Which is the Best Choice?

Let’s do a mini quiz section where we try and figure out which registration method is the best choice for the environment. The figure below shows a substation. What are your thoughts on the best registration method for a steel- and powerline-filled environment such as this?

Credit: FARO webinar

An example of a substation, where cloud-to-cloud based registration was used.

The answer is cloud-to-cloud. It was a good choice and worked well because the accuracy required wasn’t the highest. Remember: the accuracy of the project is crucial.

What about in an office building, with a focus on the interior space? Cloud-to-cloud will only work in a situation such as this if you’re scanning in the doorways in order to ensure you’re getting enough overlap on the scans.

What do you think about the figure below? What’s the best registration method for a railway scan, where the client wants to compare rails scans every week and monitor movement?

Credit: FARO webinar

An example of a railway, where target-based registration was used.

The answer would be target-based registration using spheres. This is because the highest accuracy possible is required as this is a rail monitoring project. Targets in the form of spheres and survey control (our next section) are necessary, as each week, subsequent scans need to be georeferenced to the baseline scans to monitor any changes.

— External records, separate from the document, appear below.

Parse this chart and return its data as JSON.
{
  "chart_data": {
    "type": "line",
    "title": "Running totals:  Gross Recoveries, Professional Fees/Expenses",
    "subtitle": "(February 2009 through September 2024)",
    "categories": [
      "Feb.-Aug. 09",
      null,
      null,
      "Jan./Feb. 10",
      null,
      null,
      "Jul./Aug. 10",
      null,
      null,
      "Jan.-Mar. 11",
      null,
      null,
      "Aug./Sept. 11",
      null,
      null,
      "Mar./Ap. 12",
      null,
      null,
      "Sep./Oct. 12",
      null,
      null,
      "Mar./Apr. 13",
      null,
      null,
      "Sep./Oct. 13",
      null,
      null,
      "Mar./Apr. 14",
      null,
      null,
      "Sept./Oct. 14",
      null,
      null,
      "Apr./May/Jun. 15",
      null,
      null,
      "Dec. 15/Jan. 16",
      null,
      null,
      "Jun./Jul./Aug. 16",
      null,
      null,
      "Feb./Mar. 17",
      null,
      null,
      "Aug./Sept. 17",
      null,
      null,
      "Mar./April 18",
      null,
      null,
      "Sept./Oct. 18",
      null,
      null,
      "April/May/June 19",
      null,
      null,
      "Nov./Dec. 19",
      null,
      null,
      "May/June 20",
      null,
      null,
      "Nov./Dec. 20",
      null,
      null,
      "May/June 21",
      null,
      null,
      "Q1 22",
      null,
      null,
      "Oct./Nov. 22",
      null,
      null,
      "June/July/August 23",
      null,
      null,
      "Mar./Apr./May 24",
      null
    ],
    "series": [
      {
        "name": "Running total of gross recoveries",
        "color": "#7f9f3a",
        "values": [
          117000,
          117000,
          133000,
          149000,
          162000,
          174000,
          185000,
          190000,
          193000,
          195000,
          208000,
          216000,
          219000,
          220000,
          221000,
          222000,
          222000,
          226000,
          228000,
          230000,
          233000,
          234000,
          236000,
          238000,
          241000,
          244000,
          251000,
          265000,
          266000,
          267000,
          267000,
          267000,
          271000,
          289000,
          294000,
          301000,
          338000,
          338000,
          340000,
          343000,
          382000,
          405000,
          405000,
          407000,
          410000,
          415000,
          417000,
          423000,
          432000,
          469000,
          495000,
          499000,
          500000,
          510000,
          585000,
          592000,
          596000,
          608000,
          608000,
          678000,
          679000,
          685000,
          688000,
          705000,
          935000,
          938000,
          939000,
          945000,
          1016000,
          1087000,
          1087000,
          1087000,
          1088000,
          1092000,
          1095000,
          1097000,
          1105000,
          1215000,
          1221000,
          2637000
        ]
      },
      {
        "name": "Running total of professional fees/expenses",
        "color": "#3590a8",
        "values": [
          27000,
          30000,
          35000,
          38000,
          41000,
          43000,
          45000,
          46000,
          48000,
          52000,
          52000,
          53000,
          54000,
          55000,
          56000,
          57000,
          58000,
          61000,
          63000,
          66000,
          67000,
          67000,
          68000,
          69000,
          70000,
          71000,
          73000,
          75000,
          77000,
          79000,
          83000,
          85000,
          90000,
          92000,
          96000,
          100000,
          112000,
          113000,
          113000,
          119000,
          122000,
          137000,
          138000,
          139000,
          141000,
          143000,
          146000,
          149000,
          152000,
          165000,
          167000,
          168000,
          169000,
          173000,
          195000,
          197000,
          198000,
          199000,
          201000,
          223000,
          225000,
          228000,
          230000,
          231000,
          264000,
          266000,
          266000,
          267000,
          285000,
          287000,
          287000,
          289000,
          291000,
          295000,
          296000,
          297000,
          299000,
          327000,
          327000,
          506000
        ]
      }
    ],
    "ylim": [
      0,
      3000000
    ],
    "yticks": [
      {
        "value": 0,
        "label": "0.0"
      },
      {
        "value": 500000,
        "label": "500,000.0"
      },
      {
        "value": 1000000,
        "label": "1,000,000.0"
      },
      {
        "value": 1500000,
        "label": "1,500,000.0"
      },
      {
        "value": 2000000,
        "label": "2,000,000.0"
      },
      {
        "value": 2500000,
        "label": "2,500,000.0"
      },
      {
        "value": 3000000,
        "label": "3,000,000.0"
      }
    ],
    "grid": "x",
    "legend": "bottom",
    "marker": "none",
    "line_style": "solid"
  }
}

What about on an asphalt-paved street? Is target-based the right option, or is cloud-to-cloud the reliable bet? In this case, cloud-to-cloud will work, but its accuracy on asphalt isn’t good enough. Asphalt is the most important feature in these scans for surface and grade extraction, so targets need to be used. They also need to be used in order to move scans to survey control.

Survey Control

Now that we’ve mentioned it a few times, we need to talk about survey control. Survey control is essentially aligning scans using a model like a BIM model or aligning them to a state or known coordinate system. Geographic positions are specified relative to a fixed reference. An example would be positions on the globe specified in terms of angles related to the center of the Earth. Land surveyors measure horizontal positions in geographic or plane coordinate systems relative to previously surveyed positions called control points. According to the National Oceanic and Atmospheric Administration (NOAA), in the U.S., the National Geodetic Survey (NGS) maintains a National Spatial Reference System (NSRS) that consists of approximately 1,500,000 survey marks or control stations. Once a control network is established, surveyors use instruments, such as laser scanners, to measure angles and distances between locations and to ensure that their positional coordinates are compatible with those determined by others.

Control surveys establish a common, consistent network of physical points that are the basis for controlling the horizontal and vertical positions of projects, such as highways and facilities. Project control surveys provide consistent and accurate control for all subsequent project surveys, including LiDAR mapping, topography, land and property surveys, right-of-way surveys, and more.

To ensure continuity of projects, it is important to register those survey points to a mathematical representation of the topography. All spatial objects must be maintained in a common coordinate system, meaning, they must be tied to control points with geodetic or state ground coordinates. Arbitrarily setting monuments as needed for the mapping control is one pattern that can be used for physically placing survey control throughout the project. Another would be systematic planning of control points that are easily accessible for a variety of different projects.

Therefore, the survey control network is the framework for the entire project. It will only be as accurate as the control survey in which it is based.

Survey control can be completed using target-based registration to align scans to a survey control network. In order to do this, you need a minimum of three matching pairs of targets and two overlapping scans.

Credit: FARO webinar

An example of survey control using target-based registration.

For example, looking at Figure 5 above, you will scan the on-site checkerboards that that the surveyor hung up. The surveyor has shot the center of that checkerboard target in the coordinate system that you want to move your scans to. On the right hand side of the figure, you will see the actual coordinates of the checkerboard after the survey. You need three of these matching pairs of targets like this, and we can move our scans to survey control.

Surveyors are also able to use cloud-to-clouds scans, then lock all the scans together, and move those using target-based registration to survey control. It is important to note that one result might give better accuracy than another. A third way to establish survey control is using individual scans independent of any other scans around. There is no need to align scans to each other if the scans can be moved to survey control individually. All you’ll need is three points.

No Survey Control?

What happens if you do not have any survey control? This might occur if you do not have access to a surveyor, or maybe another situation might be when you went out and surveyed a pipe, there were no checkerboards up on site so there is no reference to transfer your scans to.

Let’s use an example where you have a BIM model. You went and scanned the project site, but there is no survey control. Luckily, it is possible to still use target-based registration; it just won’t be as accurate as having an actual surveyor out there establishing targets. But really, it is all about doing the best you can. So, all you have to do is look at the scans, look at the model, then find three pairs of points. You need a minimum of three pairs of corresponding point features in order to perform registration without survey control. You find a point that you can see in the scan that you’re also able to see in the model. Then you create three of these pairs and use target-based registration. In essence, it is a rotation in translation of scans, which is all target-based registration — or any registration — is.

This can be with either a 3D or 2D model. Using a 2D CAD model, if you can see three points in that scan, you are able to move your scans to the model. This is generally not as accurate as survey control, but it will get you pretty close.